Fostering a Healthy Relationship with Food (A Dietitian’s Perspective)
As you can imagine, it is often difficult to “enjoy” food when your mind quickly generates a nutrition fact label for every meal you sit down to. And I’ll be honest, in the early days of my dietetic training this was a challenge. I was far too focused on the fat content of the food, and couldn’t bring myself to order much more than a salad at a restaurant. For many dietitians out there, being an expert on food can become your own worst enemy. It’s true when I say ALL of us are bombarded with way too many health claims and recommendations on what we SHOULD eat.
Discerning through this information overload and understanding what is truly best for you can be hard. Over the past few years, I think my relationship with food (along with my understanding of nutrition) has grown much stronger. I’d love to share a few “gems” I have discovered along the way:
1) We all need a little fat to survive.
Like I said, I was a little fat phobic in the early days of my education. I would attempt to fill myself with low fat, carbohydrate rich snacks and wonder why I had an insatiable appetite. Only 3o minutes to 1 hour after a meal, I would find myself needing to eat again. Now, I don’t measure the oil that goes into my pan. I enjoy 2% yogurt. I understand that sometimes I want to use cream in a dish instead of evaporated milk. By including an appropriate amount of fat in my diet, I feel my intake has instead decreased overall. Key point: I’m not saying that we should load our diets with fat, but a little incorporated into our meals and snacks is important.
2) Salads at restaurants can often be worse than what you really want to order.
This isn’t a message to go out and order a double cheeseburger with bottomless french fries. What I want to point out is that the portion size offered at a restaurant is often the larger problem. Salads in restaurants are often huge, and loaded with dense ingredients and dressing. My friend Betsy and I have spent numerous “dates” together while our guys had their noses in a textbook. We love to share a dish, and I’ll admit, we do often order fries instead of salad. Key point: Portions matter, as well as the frequency which you eat out. If you eat food outside the home more than once a week, you need to be a little bit more careful.Cobb Salad
3) Just because a food is healthy, it doesn’t mean you eat unlimited quantities of it.

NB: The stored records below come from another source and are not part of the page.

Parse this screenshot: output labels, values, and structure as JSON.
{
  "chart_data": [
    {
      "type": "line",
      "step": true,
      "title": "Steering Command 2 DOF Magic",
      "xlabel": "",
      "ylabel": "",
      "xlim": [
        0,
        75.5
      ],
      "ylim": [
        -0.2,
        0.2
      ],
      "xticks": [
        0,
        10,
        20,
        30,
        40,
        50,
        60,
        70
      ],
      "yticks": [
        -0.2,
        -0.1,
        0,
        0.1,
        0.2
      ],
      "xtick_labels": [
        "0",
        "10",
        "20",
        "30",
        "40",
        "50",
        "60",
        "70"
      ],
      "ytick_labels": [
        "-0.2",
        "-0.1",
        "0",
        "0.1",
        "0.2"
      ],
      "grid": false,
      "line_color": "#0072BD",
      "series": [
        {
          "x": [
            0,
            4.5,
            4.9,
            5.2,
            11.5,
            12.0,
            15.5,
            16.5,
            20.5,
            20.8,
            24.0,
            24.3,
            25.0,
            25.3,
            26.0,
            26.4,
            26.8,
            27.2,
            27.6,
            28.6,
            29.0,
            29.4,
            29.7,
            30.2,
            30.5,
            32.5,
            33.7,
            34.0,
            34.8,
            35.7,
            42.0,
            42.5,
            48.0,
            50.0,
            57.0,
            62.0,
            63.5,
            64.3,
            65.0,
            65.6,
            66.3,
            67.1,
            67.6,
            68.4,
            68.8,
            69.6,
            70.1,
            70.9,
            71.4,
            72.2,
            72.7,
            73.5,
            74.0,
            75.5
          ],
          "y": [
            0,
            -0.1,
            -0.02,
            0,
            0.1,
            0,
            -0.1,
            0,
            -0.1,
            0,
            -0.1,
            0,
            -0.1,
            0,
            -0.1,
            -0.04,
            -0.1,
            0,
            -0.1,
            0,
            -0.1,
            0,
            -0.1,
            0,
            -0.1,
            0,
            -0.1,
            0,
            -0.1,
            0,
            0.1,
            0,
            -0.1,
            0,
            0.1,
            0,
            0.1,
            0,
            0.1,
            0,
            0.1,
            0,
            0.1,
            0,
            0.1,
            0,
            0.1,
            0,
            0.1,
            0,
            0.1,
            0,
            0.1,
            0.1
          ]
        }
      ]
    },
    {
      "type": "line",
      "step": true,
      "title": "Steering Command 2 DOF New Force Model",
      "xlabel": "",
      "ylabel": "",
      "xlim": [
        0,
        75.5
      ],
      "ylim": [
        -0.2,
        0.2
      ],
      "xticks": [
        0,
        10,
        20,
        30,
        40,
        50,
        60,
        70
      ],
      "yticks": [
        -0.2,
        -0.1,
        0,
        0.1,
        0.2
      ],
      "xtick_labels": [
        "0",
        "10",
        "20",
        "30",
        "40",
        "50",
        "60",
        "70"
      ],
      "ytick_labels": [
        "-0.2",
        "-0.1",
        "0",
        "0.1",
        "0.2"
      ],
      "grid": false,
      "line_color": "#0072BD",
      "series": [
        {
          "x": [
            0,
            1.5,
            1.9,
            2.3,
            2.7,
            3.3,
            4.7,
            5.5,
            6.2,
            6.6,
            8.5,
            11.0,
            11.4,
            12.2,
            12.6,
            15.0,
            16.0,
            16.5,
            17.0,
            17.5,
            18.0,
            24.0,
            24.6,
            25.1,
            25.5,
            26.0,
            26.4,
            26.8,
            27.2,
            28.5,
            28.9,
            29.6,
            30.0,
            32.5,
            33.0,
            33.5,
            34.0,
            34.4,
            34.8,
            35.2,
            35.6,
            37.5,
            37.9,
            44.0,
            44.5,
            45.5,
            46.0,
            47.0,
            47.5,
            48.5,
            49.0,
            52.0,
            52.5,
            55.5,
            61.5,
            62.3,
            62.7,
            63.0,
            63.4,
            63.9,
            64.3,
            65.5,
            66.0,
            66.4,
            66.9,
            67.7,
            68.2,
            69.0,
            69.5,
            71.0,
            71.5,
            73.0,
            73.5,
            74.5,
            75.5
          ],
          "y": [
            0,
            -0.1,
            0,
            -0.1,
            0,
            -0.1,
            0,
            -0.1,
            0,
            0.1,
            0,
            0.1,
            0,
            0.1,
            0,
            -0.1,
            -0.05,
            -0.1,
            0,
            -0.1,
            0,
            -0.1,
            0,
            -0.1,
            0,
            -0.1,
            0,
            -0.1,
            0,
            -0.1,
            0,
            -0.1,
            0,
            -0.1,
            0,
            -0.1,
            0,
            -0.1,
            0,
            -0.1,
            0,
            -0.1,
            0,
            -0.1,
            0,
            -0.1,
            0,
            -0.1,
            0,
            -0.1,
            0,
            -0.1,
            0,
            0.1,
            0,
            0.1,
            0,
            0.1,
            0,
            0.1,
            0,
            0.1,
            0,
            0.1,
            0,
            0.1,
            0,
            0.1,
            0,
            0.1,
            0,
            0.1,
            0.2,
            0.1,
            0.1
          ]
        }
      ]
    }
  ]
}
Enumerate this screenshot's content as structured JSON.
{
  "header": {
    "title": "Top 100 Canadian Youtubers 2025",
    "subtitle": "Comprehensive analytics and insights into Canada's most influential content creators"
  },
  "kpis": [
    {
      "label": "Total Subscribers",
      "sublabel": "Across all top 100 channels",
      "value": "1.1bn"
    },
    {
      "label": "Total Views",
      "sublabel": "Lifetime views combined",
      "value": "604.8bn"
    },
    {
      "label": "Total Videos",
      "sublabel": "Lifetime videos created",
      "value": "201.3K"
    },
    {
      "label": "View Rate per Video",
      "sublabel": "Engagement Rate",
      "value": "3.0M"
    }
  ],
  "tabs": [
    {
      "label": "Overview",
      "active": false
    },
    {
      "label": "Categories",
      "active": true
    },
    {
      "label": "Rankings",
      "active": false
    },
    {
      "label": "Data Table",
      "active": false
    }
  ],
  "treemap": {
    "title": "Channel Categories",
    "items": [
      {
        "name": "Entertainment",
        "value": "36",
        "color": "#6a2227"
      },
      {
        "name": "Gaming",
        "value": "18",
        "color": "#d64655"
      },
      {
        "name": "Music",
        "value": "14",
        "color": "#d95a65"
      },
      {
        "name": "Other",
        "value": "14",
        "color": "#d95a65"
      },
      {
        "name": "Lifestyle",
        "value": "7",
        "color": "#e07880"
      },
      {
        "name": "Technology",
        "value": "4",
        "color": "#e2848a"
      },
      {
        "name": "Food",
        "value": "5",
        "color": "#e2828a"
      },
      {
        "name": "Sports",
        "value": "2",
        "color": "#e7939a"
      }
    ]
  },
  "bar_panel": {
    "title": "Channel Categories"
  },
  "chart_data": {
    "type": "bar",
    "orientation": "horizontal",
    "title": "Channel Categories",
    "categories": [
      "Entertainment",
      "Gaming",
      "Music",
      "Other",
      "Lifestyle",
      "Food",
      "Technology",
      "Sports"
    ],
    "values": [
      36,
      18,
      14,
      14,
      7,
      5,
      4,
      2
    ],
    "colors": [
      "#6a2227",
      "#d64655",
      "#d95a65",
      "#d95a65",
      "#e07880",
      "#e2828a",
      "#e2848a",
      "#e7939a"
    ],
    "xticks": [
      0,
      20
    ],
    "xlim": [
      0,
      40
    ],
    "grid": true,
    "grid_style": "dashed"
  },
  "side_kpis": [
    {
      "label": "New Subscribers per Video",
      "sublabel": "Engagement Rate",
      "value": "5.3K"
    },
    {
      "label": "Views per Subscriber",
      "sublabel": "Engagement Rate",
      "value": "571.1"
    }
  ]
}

I’m going to use the example of baked chips. Baked chips are lower in calories than their regular counterpart and therefore are considered a better choice. However, eating an entire bag of baked chips is going to negate this principle. If you know you are going to do this, buy the regular variety, and control your portion.
Understand that we all need a treat sometimes, and sometimes the treat needs to be full fat ice cream or (my guilty pleasure) kettle cooked chips. Key point: It’s OK to indulge occasionally. Watch your portion, and don’t feel guilty about doing it.
4) Listen to your body and identify your type of hunger.
This is a great tip I learned from one of my experienced colleagues at a previous position. Ask yourself this, what type of hunger are you feeling? Is it mouth hunger (a craving for the taste of food)? Is it heart hunger (eating because you are depressed or bored; aka emotional eating)? Or, is it stomach hunger (the actual need to eat food because you are truly hungry)? If it’s not stomach hunger, move onto doing something else.
In most cases, we eat when we are bored or crave the taste of food. Key point: Listen to your body. Trust your ability to understand when you need to eat. If you are hungry, feed it.